A conservative Texas state senator has unveiled controversial education reform legislation that embraces school choice and challenges the current testing system, according to the Austin American-Statesman
Senate Education Committee Chairman Dan Patrick, a Republican, wants to link a school choice provision with a “tax-credit scholarship” for low-income students, which would be financed by state businesses. Companies that took part in the scholarship would be given a partial tax credit from the state in return.
Patrick explained the two measures “are tied together because what we are really talking about is giving choice to districts,” adding that his larger bill would also give school districts flexibility in their approach to the state’s standardized testing program.
His proposal has won the support of Gov. Rick Perry and Lt. Gov. David Dewhurst, as well as the Texas Association of Non-Public Schools, the Texas Catholic Conference, and the Union of Orthodox Jewish Congregations of America, which together claim to represent almost 90 percent of the accredited private schools in the state.
However, opponents include Texas Association of School Administrators and Raise Your Hand Texas, a public education advocacy group.

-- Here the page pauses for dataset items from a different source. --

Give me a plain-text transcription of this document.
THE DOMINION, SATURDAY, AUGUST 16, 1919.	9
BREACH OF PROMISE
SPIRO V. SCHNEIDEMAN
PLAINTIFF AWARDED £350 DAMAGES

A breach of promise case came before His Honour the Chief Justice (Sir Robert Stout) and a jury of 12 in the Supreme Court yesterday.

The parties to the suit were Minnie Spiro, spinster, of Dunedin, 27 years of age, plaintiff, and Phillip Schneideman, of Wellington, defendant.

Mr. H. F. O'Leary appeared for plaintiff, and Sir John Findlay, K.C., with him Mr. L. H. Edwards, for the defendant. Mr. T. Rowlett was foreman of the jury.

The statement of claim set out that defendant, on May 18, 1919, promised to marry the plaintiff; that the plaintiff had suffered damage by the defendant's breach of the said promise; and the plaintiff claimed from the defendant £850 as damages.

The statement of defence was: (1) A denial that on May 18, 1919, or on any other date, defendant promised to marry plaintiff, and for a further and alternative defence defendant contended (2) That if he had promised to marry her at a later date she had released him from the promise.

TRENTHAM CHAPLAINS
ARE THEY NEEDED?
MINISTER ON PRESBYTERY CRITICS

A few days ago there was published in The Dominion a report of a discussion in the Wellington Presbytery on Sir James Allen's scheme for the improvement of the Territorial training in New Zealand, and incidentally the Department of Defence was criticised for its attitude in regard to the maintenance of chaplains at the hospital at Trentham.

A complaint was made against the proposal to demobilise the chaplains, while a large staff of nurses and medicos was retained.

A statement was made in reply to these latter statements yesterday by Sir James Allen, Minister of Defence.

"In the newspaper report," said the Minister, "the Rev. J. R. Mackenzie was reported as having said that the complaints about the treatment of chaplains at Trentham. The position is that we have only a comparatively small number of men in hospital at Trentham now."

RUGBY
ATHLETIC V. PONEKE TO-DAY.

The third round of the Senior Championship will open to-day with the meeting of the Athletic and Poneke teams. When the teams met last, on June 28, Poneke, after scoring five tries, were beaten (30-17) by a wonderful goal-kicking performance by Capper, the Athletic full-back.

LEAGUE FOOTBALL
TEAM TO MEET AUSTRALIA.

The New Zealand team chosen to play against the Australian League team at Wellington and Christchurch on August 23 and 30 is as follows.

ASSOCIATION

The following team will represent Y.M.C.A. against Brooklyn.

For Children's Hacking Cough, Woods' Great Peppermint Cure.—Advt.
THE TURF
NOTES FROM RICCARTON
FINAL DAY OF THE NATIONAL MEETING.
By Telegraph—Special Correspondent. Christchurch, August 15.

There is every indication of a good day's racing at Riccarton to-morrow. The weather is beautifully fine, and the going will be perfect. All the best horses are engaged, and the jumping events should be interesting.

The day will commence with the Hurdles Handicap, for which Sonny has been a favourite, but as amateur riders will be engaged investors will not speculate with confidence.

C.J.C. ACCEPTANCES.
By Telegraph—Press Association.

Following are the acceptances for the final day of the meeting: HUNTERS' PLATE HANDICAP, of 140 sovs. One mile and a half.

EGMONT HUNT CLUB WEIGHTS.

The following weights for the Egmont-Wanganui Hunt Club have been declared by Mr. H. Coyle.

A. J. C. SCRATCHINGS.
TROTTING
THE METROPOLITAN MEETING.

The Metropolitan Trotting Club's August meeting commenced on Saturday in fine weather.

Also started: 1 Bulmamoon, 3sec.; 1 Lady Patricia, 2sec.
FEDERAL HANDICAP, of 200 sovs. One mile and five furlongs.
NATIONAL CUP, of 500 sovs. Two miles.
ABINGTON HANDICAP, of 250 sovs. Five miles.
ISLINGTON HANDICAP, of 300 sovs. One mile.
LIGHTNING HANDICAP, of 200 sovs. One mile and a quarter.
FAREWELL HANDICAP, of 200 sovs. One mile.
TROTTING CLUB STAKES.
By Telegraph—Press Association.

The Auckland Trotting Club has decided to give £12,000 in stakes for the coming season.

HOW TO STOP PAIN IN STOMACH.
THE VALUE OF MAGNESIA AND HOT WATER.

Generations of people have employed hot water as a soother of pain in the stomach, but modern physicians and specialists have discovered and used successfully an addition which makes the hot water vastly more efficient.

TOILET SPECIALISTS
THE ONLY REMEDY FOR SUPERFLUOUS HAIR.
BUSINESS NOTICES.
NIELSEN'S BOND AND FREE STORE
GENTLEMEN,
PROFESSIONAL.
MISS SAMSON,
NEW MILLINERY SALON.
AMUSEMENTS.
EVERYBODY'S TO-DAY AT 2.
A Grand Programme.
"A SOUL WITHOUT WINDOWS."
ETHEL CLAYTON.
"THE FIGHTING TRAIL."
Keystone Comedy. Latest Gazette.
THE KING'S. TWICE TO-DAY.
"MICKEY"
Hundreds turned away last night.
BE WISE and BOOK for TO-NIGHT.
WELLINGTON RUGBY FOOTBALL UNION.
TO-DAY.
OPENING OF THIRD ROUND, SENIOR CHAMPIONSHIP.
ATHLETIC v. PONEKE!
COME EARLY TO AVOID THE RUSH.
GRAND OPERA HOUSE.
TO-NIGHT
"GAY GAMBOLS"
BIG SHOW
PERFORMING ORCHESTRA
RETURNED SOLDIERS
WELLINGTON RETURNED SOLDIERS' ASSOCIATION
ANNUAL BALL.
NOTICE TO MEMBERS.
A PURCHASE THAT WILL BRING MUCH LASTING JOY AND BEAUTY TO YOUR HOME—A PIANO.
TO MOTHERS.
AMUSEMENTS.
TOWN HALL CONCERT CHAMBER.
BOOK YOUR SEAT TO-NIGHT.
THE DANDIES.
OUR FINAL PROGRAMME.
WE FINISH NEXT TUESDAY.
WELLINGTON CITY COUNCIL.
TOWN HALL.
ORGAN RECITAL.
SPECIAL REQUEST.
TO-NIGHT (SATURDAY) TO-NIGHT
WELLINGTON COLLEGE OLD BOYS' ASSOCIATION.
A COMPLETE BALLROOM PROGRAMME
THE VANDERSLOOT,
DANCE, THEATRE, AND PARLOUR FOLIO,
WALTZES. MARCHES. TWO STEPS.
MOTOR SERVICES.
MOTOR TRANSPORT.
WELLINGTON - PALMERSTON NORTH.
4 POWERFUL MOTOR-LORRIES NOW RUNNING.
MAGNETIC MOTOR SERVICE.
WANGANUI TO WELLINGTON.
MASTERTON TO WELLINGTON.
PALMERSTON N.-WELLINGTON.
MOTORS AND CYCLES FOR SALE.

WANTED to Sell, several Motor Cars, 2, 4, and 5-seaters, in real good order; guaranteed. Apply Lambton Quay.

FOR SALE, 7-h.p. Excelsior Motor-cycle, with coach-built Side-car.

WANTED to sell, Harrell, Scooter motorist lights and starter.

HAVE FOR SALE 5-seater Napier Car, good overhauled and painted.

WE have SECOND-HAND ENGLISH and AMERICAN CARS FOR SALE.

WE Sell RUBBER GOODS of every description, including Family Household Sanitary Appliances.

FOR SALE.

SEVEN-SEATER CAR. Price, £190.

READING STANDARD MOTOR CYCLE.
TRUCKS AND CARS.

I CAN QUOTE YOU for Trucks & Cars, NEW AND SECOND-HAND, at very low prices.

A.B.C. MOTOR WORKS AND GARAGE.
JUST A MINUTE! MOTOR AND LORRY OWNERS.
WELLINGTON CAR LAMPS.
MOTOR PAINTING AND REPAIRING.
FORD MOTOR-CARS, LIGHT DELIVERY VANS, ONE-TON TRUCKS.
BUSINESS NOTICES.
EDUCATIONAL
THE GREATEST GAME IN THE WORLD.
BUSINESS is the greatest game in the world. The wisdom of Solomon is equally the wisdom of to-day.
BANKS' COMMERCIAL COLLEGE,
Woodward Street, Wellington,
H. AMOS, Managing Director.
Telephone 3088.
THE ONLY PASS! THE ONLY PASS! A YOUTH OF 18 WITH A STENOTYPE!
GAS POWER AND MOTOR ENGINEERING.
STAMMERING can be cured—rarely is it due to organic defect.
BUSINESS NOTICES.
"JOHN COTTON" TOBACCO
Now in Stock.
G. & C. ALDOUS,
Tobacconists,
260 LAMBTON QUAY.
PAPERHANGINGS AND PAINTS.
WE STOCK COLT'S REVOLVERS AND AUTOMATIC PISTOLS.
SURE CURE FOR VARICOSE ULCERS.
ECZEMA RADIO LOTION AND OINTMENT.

Suzanne Marchman, a spokeswoman for school administrators, said the group remains “steadfast in our position against vouchers or other similar measures, regardless of any other provisions in a bill that we support, as they divert critical state dollars from public schools.”
Patrick is also expected to face opposition from rural Republicans, who view charter schools to be of minimal benefit and believe the issue is a distraction from helping improve the state’s public schools.